Au fur et à mesure des années, quelques copies restaurées ont pu accéder à nos collections, un ensemble qui constitue un simple échantillon résiduel, alors qu’outre-atlantique pléthore de sorties honorent le travail du réalisateur.
Cependant, depuis la sortie du formidable documentaire Inferno Rosso autour de Joe D’Amato, présenté à Berlin, la lumière a retrouvé le chemin du cinéaste maudit.
En un peu plus d’un an, plusieurs classiques sont remontés à la surface qu’il s’agisse de Blue Holocaust, Horrible, La Mort A Souri A L’Assassin mais aussi un titre bien plus confidentiel tel que l’étrange La Nuit Erotique Des Morts-Vivants.
Malgré toutes ces merveilles de cinéma artisanal, il manquait encore à ce jour le film culte de cette filmographie singulière et outrancière : Antropophagus.

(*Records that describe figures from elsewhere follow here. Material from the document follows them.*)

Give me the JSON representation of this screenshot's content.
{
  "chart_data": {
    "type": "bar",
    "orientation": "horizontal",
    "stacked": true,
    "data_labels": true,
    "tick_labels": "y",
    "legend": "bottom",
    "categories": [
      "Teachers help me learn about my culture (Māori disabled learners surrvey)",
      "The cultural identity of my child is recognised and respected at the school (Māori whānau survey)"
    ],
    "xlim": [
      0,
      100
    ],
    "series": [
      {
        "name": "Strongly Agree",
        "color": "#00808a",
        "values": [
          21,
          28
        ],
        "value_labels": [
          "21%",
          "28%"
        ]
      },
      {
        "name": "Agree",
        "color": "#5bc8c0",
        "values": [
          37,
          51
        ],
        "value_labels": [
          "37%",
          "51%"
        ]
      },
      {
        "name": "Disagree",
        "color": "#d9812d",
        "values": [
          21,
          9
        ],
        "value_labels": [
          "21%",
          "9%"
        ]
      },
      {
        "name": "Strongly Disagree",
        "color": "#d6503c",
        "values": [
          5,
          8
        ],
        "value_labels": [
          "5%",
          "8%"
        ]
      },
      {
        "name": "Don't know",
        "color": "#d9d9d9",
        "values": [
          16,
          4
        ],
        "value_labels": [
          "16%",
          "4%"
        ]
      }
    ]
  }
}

Une sortie inespérée qui trouve cependant naissance entre les mains d’un tout jeune éditeur, Video Popcorn, avec ce titre incontournable et attendu.
L’article autour de l’édition Blu-Ray d’Antropophagus prendra la forme suivante :
I) La critique d’Antropophagus
II) Les caractéristiques techniques de l’édition Blu-Ray
I) La critique d’Antropophagus
Les îles grecques, l’après saison, il fait encore chaud et les touristes ont déguerpi.
Seuls quelques malins, sans enfants, en dehors des périodes scolaires, se lancent en quête de l’aventure hellénique.
Fraîchement débarqués, une bande de copains s’organise un tour des îles grecques.
Sur leur chemin, ils rencontrent une jeune femme qui doit retrouver des amis sur une île reculée, et, qui depuis quelques jours du fait de la basse saison, n’est plus desservie.
La petite troupe revoit son itinéraire et commence par ce lieu autarcique, où les bateaux ne se rendent plus, où les habitants semblent s’être volatilisés.
Sur place, une étrange atmosphère plane. Leur embarcation est désamarrée.
La petite troupe est alors retenue au coeur du village fantôme. L’exploration débute, à la recherche d’aide.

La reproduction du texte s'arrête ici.